The Taming of the Shrew is no stranger to adaptation – the 1960s film starring Richard Burton and Elizabeth Taylor has become a Hollywood classic, as has the modern reconstruction 10 Things I Hate About You. The New Wimbledon Studio have bravely presented an innovative, gender-swapped version of the play, cleverly demonstrating just how well Shakespeare’s universal themes stand up to reinvention and experimentation.
Shakespeare’s piece is a play within a play. This version begins with a group of actors, being driven out of their wits by the chaos incited by Christopher Sly, a member of their company. When he (helpfully) knocks himself out and wakes up delirious, they decide to perform a play to teach the troublesome knave his lesson. In the traditional version, two beautiful, wealthy young sisters live in Verona. The younger, Bianca, is beautiful, sweet tempered and charming; Katherine, the elder, is equally beautiful, yet wild to the point of being feral, and ferociously outspoken. Their father, desperate to marry them both off, finds Bianca awash with suitors, yet Katherine mysteriously lacking. Enter Petruchio, a nobleman from Verona in search of a rich woman, who vows to marry Katherine and tame her – the “shrew”. The body of the plot follows this story, whilst the sub plot involves Bianca, and her army of suitors in the shape of Gremio, Hortensio and Lucentio. However, the New Wimbledon Studio reverses the genders of the characters – Katherina becomes Kajetano, Petruchio becomes Petruchia, and so on. In an age where women’s rights, misogyny and where the boundaries lie are constantly being discussed in the national and international press, this seems even more relevant, showing how Shakespearean theatre can be recycled and re-used.
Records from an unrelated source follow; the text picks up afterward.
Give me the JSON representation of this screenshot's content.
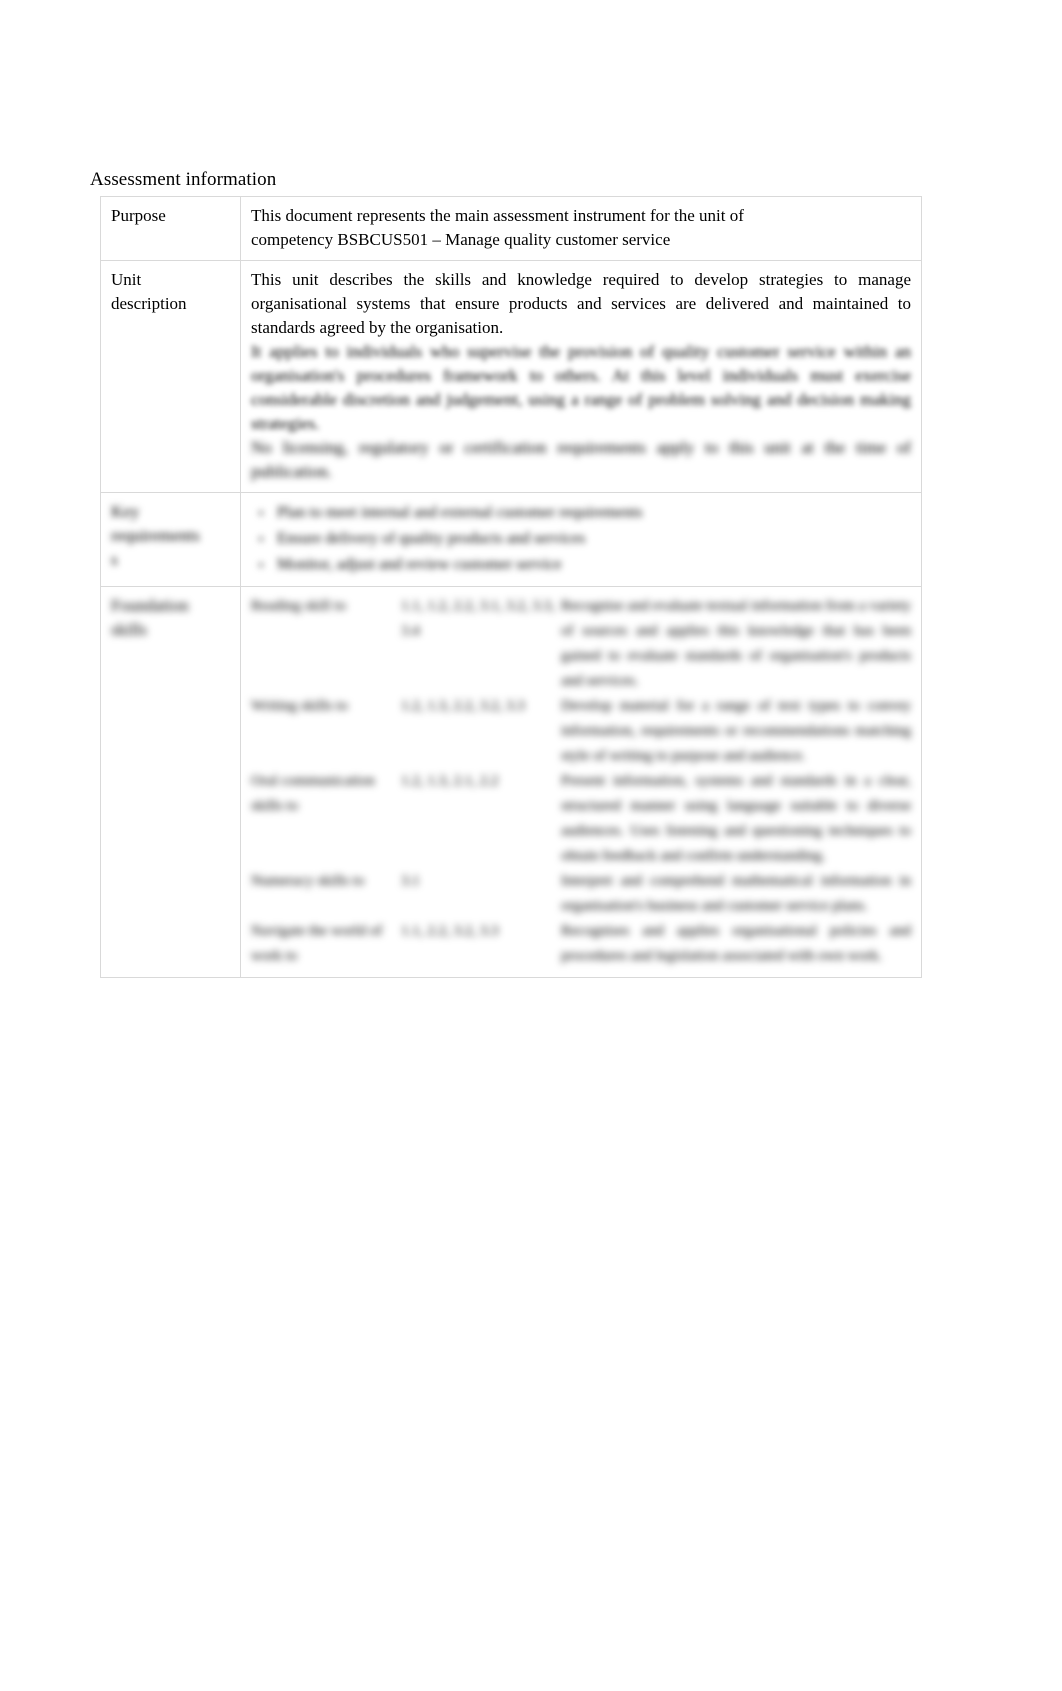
{
  "document": {
    "title": "Assessment information"
  },
  "table": {
    "rows": [
      {
        "label": "Purpose",
        "lines": [
          "This document represents the main assessment instrument for the unit of",
          "competency       BSBCUS501 – Manage quality customer service"
        ]
      },
      {
        "label": "Unit description",
        "label_line1": "Unit",
        "label_line2": "description",
        "paragraph": "This unit describes the skills and knowledge required to develop strategies to manage organisational systems that ensure products and services are delivered and maintained to standards agreed by the organisation.",
        "paragraph_blurred_1": "It applies to individuals who supervise the provision of quality customer service within an organisation's procedures framework to others. At this level individuals must exercise considerable discretion and judgement, using a range of problem solving and decision making strategies.",
        "paragraph_blurred_2": "No licensing, regulatory or certification requirements apply to this unit at the time of publication."
      },
      {
        "label_line1": "Key",
        "label_line2": "requirements",
        "label_line3": "s",
        "bullets": [
          "Plan to meet internal and external customer requirements",
          "Ensure delivery of quality products and services",
          "Monitor, adjust and review customer service"
        ]
      },
      {
        "label_line1": "Foundation",
        "label_line2": "skills",
        "skills": [
          {
            "skill": "Reading skill to",
            "codes": "1.1, 1.2, 2.2,  3.1, 3.2, 3.3, 3.4",
            "description": "Recognise and evaluate textual information from a variety of sources and applies this knowledge that has been gained to evaluate standards of organisation's products and services."
          },
          {
            "skill": "Writing skills to",
            "codes": "1.2, 1.3, 2.2, 3.2, 3.3",
            "description": "Develop material for a range of text types to convey information, requirements or recommendations matching style of writing to purpose and audience."
          },
          {
            "skill": "Oral communication skills to",
            "codes": "1.2, 1.3, 2.1, 2.2",
            "description": "Present information, systems and standards in a clear, structured manner using language suitable to diverse audiences. Uses listening and questioning techniques to obtain feedback and confirm understanding."
          },
          {
            "skill": "Numeracy skills to",
            "codes": "3.1",
            "description": "Interpret and comprehend mathematical information in organisation's business and customer service plans."
          },
          {
            "skill": "Navigate the world of work to",
            "codes": "1.1, 2.2, 3.2, 3.3",
            "description": "Recognises and applies organisational policies and procedures and legislation associated with own work."
          }
        ]
      }
    ]
  }
}
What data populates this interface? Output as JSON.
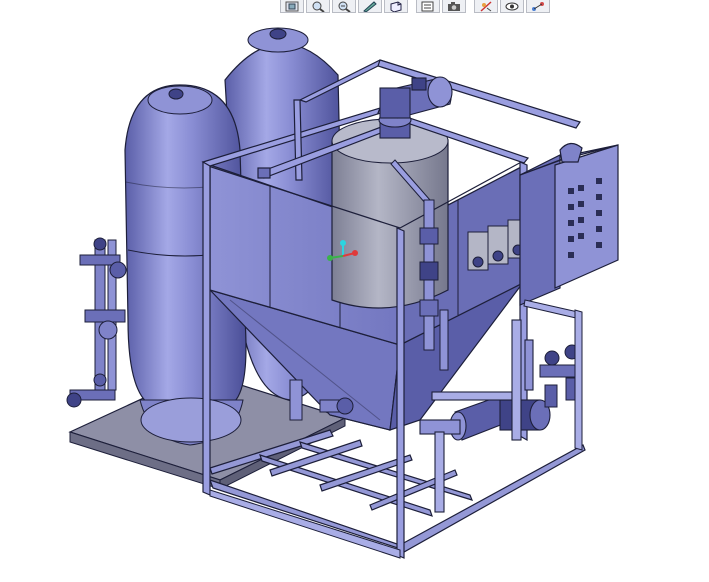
{
  "toolbar": {
    "buttons": [
      {
        "name": "fit-all",
        "icon": "fit-all-icon"
      },
      {
        "name": "zoom-in",
        "icon": "zoom-in-icon"
      },
      {
        "name": "zoom-out",
        "icon": "zoom-out-icon"
      },
      {
        "name": "normal-view",
        "icon": "normal-view-icon"
      },
      {
        "name": "iso-view",
        "icon": "iso-view-icon"
      },
      {
        "name": "view-mode",
        "icon": "view-mode-icon"
      },
      {
        "name": "capture",
        "icon": "camera-icon"
      },
      {
        "name": "hide-show",
        "icon": "hide-show-icon"
      },
      {
        "name": "swap-visible",
        "icon": "eye-icon"
      },
      {
        "name": "measure",
        "icon": "measure-icon"
      }
    ]
  },
  "colors": {
    "model_fill": "#7f83c9",
    "model_light": "#a9ade6",
    "model_dark": "#3f4387",
    "edge": "#1d1f3a",
    "base_plate": "#8e8fa6",
    "motor": "#6b6fb8",
    "tank_grey": "#9a9cb0"
  },
  "compass": {
    "x_color": "#e03a3a",
    "y_color": "#3ab34a",
    "z_color": "#2ad4e0"
  }
}
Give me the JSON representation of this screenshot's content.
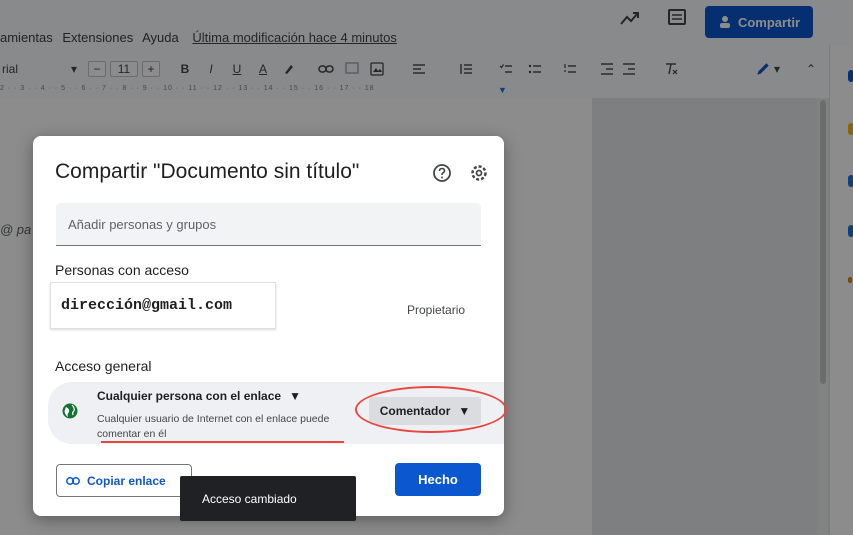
{
  "app": {
    "menus": [
      "amientas",
      "Extensiones",
      "Ayuda"
    ],
    "last_modified": "Última modificación hace 4 minutos",
    "share_label": "Compartir"
  },
  "toolbar": {
    "font_name": "rial",
    "font_size": "11",
    "minus": "−",
    "plus": "+",
    "bold": "B",
    "italic": "I",
    "underline": "U",
    "text_color": "A"
  },
  "ruler": {
    "marks": "2 · · 3 · · 4 · · 5 · · 6 · · 7 · · 8 · · 9 · · 10 · · 11 · · 12 · · 13 · · 14 · · 15 · · 16 · · 17 · · 18"
  },
  "document": {
    "snippet": "@ pa"
  },
  "dialog": {
    "title": "Compartir \"Documento sin título\"",
    "add_placeholder": "Añadir personas y grupos",
    "people_heading": "Personas con acceso",
    "email": "dirección@gmail.com",
    "owner_role": "Propietario",
    "general_heading": "Acceso general",
    "link_scope": "Cualquier persona con el enlace",
    "scope_desc": "Cualquier usuario de Internet con el enlace puede comentar en él",
    "role": "Comentador",
    "copy_link": "Copiar enlace",
    "done": "Hecho"
  },
  "toast": {
    "message": "Acceso cambiado"
  },
  "colors": {
    "primary": "#0b57d0",
    "annotation_red": "#e8473f",
    "overlay": "rgba(0,0,0,0.45)"
  }
}
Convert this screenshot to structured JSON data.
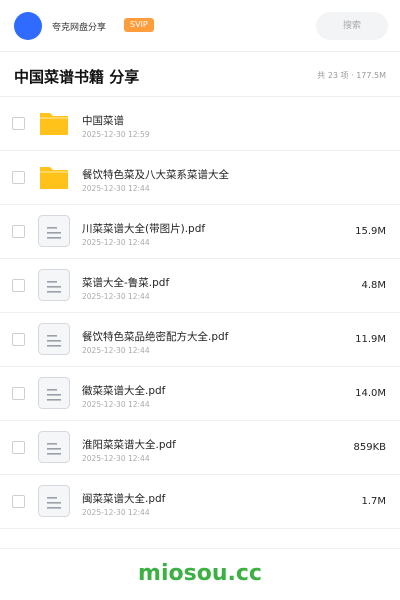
{
  "header": {
    "app_name": "夸克网盘分享",
    "badge": "SVIP",
    "search_placeholder": "搜索"
  },
  "share": {
    "title": "中国菜谱书籍 分享",
    "summary": "共 23 项 · 177.5M"
  },
  "files": [
    {
      "name": "中国菜谱",
      "date": "2025-12-30 12:59",
      "size": "",
      "type": "folder"
    },
    {
      "name": "餐饮特色菜及八大菜系菜谱大全",
      "date": "2025-12-30 12:44",
      "size": "",
      "type": "folder"
    },
    {
      "name": "川菜菜谱大全(带图片).pdf",
      "date": "2025-12-30 12:44",
      "size": "15.9M",
      "type": "file"
    },
    {
      "name": "菜谱大全-鲁菜.pdf",
      "date": "2025-12-30 12:44",
      "size": "4.8M",
      "type": "file"
    },
    {
      "name": "餐饮特色菜品绝密配方大全.pdf",
      "date": "2025-12-30 12:44",
      "size": "11.9M",
      "type": "file"
    },
    {
      "name": "徽菜菜谱大全.pdf",
      "date": "2025-12-30 12:44",
      "size": "14.0M",
      "type": "file"
    },
    {
      "name": "淮阳菜菜谱大全.pdf",
      "date": "2025-12-30 12:44",
      "size": "859KB",
      "type": "file"
    },
    {
      "name": "闽菜菜谱大全.pdf",
      "date": "2025-12-30 12:44",
      "size": "1.7M",
      "type": "file"
    }
  ],
  "watermark": "miosou.cc",
  "colors": {
    "avatar": "#2f6bff",
    "badge": "#ff9d3d",
    "folder": "#ffc21a",
    "watermark": "#3cb043"
  },
  "icons": {
    "folder": "folder-icon",
    "file": "document-icon"
  }
}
This approach was not without its faults. The traditional version pushes sexism to the point of farce, thus making The Taming of the Shrew more of a satire. At times, this production took itself too seriously. Without giving anything away, a moral transformation takes place for one of the male characters towards the end, which is perhaps too genuine for a play that seems, quite obviously, to be making fun of itself. This element of The Taming of the Shrew was lost – does director Ross McGregor somehow think that the idea of a submissive husband is less ridiculous than that of a submissive wife? However, perhaps this genuine, new-found male sensitivity was another contemporary comment on the importance of equality between the sexes. Indeed, the predominantly female cast did seem to reclaim the play, in a wonderfully feminist way.
The acting was uniformly fantastic. Elizabeth Appleby was deliciously commanding as Petruchia, and had wonderful chemistry with Alexander McMorran, who’s subtle shift from fearsome beast to gentle giant was portrayed with grace and humour. Another memorable turn was provided by Gemma Salter as the witty, East-End Trania. All the lines were delivered with wit and conviction, and the stylish, monochrome costumes did not distract from the action on stage (or differentiate between the genders whatsoever). The addition of contemporary music provided a welcome twist on the group of musicians who would have serenaded the audience in the Elizabethan era at the Globe. Though the lyrics were occasionally a little clumsy, the band was charming, and kept with the spirit of the production as a whole.
Though imperfect, this version of The Taming of the Shrew would have been loved by the legendary playwright himself. Rather than doing the original as it has been done before, the New Wimbledon Studio has made it new and relevant, holding a mirror up to our times just as Shakespeare’s plays are supposed to do.